Griffin Coal Mine no longer a subsidiary of Lanco, says official

Griffin Coal Mine in Australia is no longer a Lanco Group company as the ICICI-led lenders took over the pledged shares as a result of default of payment.

By: | New Delhi | Published: December 25, 2017 4:11 AM
Griffin Coal Mine, Coal Mine, lanco, coal The sale process of Griffin Coal in 2011 was overseen by Kodramentha- administrator of Carpenter Mine. (Reuters)

Griffin Coal Mine in Australia is no longer a Lanco Group company as the ICICI-led lenders took over the pledged shares as a result of default of payment, a senior official of the debt-ridden Indian infra firm said.
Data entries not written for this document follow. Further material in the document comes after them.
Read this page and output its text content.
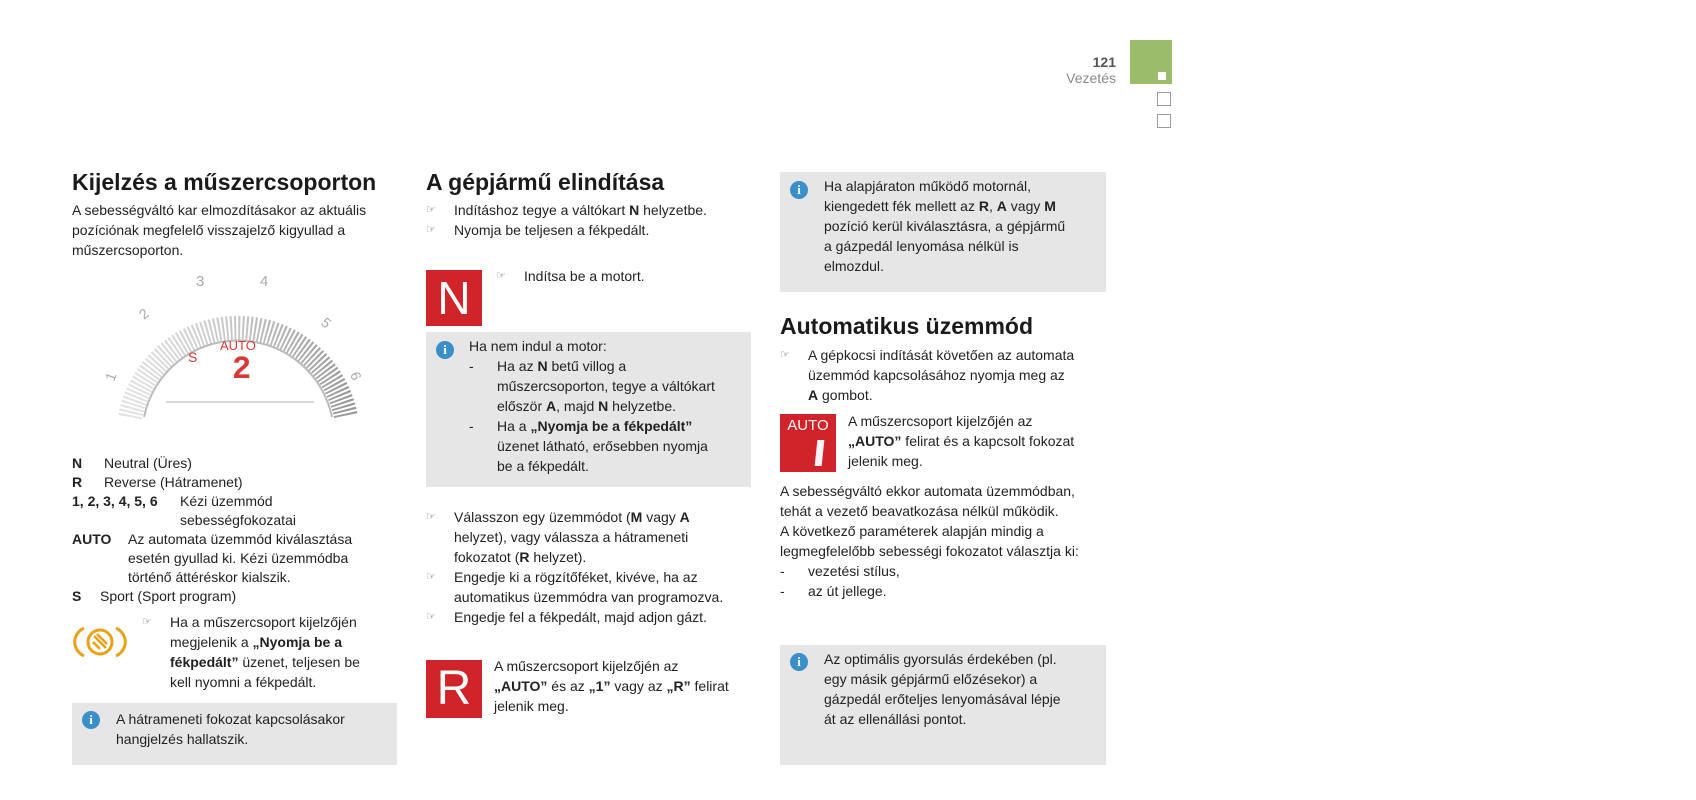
121
Vezetés
Kijelzés a műszercsoporton
A sebességváltó kar elmozdításakor az aktuális pozíciónak megfelelő visszajelző kigyullad a műszercsoporton.
1
2
3	4
5
6
AUTO
S 2
N	Neutral (Üres)
R	Reverse (Hátramenet)
1, 2, 3, 4, 5, 6	Kézi üzemmód
sebességfokozatai
AUTO	Az automata üzemmód kiválasztása
esetén gyullad ki. Kézi üzemmódba
történő áttéréskor kialszik.
S	Sport (Sport program)
☞ Ha a műszercsoport kijelzőjén
megjelenik a „Nyomja be a
fékpedált” üzenet, teljesen be
kell nyomni a fékpedált.
i	A hátrameneti fokozat kapcsolásakor
hangjelzés hallatszik.
A gépjármű elindítása
☞ Indításhoz tegye a váltókart N helyzetbe.
☞ Nyomja be teljesen a fékpedált.
N
☞	Indítsa be a motort.
i	Ha nem indul a motor:
- Ha az N betű villog a
műszercsoporton, tegye a váltókart
először A, majd N helyzetbe.
- Ha a „Nyomja be a fékpedált”
üzenet látható, erősebben nyomja
be a fékpedált.
☞ Válasszon egy üzemmódot (M vagy A
helyzet), vagy válassza a hátrameneti
fokozatot (R helyzet).
☞ Engedje ki a rögzítőféket, kivéve, ha az
automatikus üzemmódra van programozva.
☞ Engedje fel a fékpedált, majd adjon gázt.
R	A műszercsoport kijelzőjén az
„AUTO” és az „1” vagy az „R” felirat
jelenik meg.
i	Ha alapjáraton működő motornál,
kiengedett fék mellett az R, A vagy M
pozíció kerül kiválasztásra, a gépjármű
a gázpedál lenyomása nélkül is
elmozdul.
Automatikus üzemmód
☞ A gépkocsi indítását követően az automata
üzemmód kapcsolásához nyomja meg az
A gombot.
AUTO	A műszercsoport kijelzőjén az
„AUTO” felirat és a kapcsolt fokozat
jelenik meg.
A sebességváltó ekkor automata üzemmódban,
tehát a vezető beavatkozása nélkül működik.
A következő paraméterek alapján mindig a
legmegfelelőbb sebességi fokozatot választja ki:
- vezetési stílus,
- az út jellege.
i	Az optimális gyorsulás érdekében (pl.
egy másik gépjármű előzésekor) a
gázpedál erőteljes lenyomásával lépje
át az ellenállási pontot.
Lenders of Lanco Resources International Pte Limited (LRIPL), a Lanco Infratech subsidiary, which owns Griffin Coal Mine, have earlier appointed PWC as receiver and manager to look for an investor as the Aussie company defaulted payment.

“Griffin Coal is no longer our subsidiary. The total debt of the entity was close to USD 900 million. We are not showing its (Griffin Coal) results also in our financial reports. The total loss incurred by the group on account of Griffin Coal would be USD 300 million,” T Adi Babu, chief operating officer-finance, Lanco Infratech told PTI.

Lanco Infratech, through its Australian subsidiary, acquired Griffin Coal Mining Company and Carpenter Mine Management for AUD 740 million in March 2011.

Though the transfer of shares was to have legal title on the shares to the lenders, the beneficial interest continued to be with with the company, as part of “perfection” of security under the Singapore laws, Lanco had earlier said.

The sale process of Griffin Coal in 2011 was overseen by Kodramentha- administrator of Carpenter Mine. The Australian mine is continuously making cash losses ever since its acquisition.
Production at the mine during the FY17 was 2.50 million tonnes with sales of 2.45 MT. Production was less than optimal as the fall in international coal prices did not economically justify exporting a part of the production.

In 2015, Lanco alleged that Kordanentha misled the bidders by withholding two reports suggesting the Griffin coal deposits were smaller than disclosed first. Denying Lanco’s allegation, Kordamentha in turn made a counter allegation that Lanco defaulted its instalment to the tune of USD 150 for the mine.

Adi Babu said the issue has been settled out of court as the Australian advisory and investment firm agreed to pay about USD 10 million as expenses and also waive USD 150 million payment instalment by Lanco.

“The case was settled. We were to pay USD 150 million. (as part of the settlement). We dont have to pay that amount. It was waived. The advantage of the settlement will also go to the bank (lenders). They have also agreed to pay about USD 10 million towards damages,” Adi Babu said.

Lanco Infratech currently is under insolvency proceedings and on August 7, National Company Law Tribunal (NCLT) suspending the powers of the Board, appointed Savan Godiawala as Interim Resolution Professional (IRP) as part of the Corporate Insolvency Resolution Process (CIRP) for the company.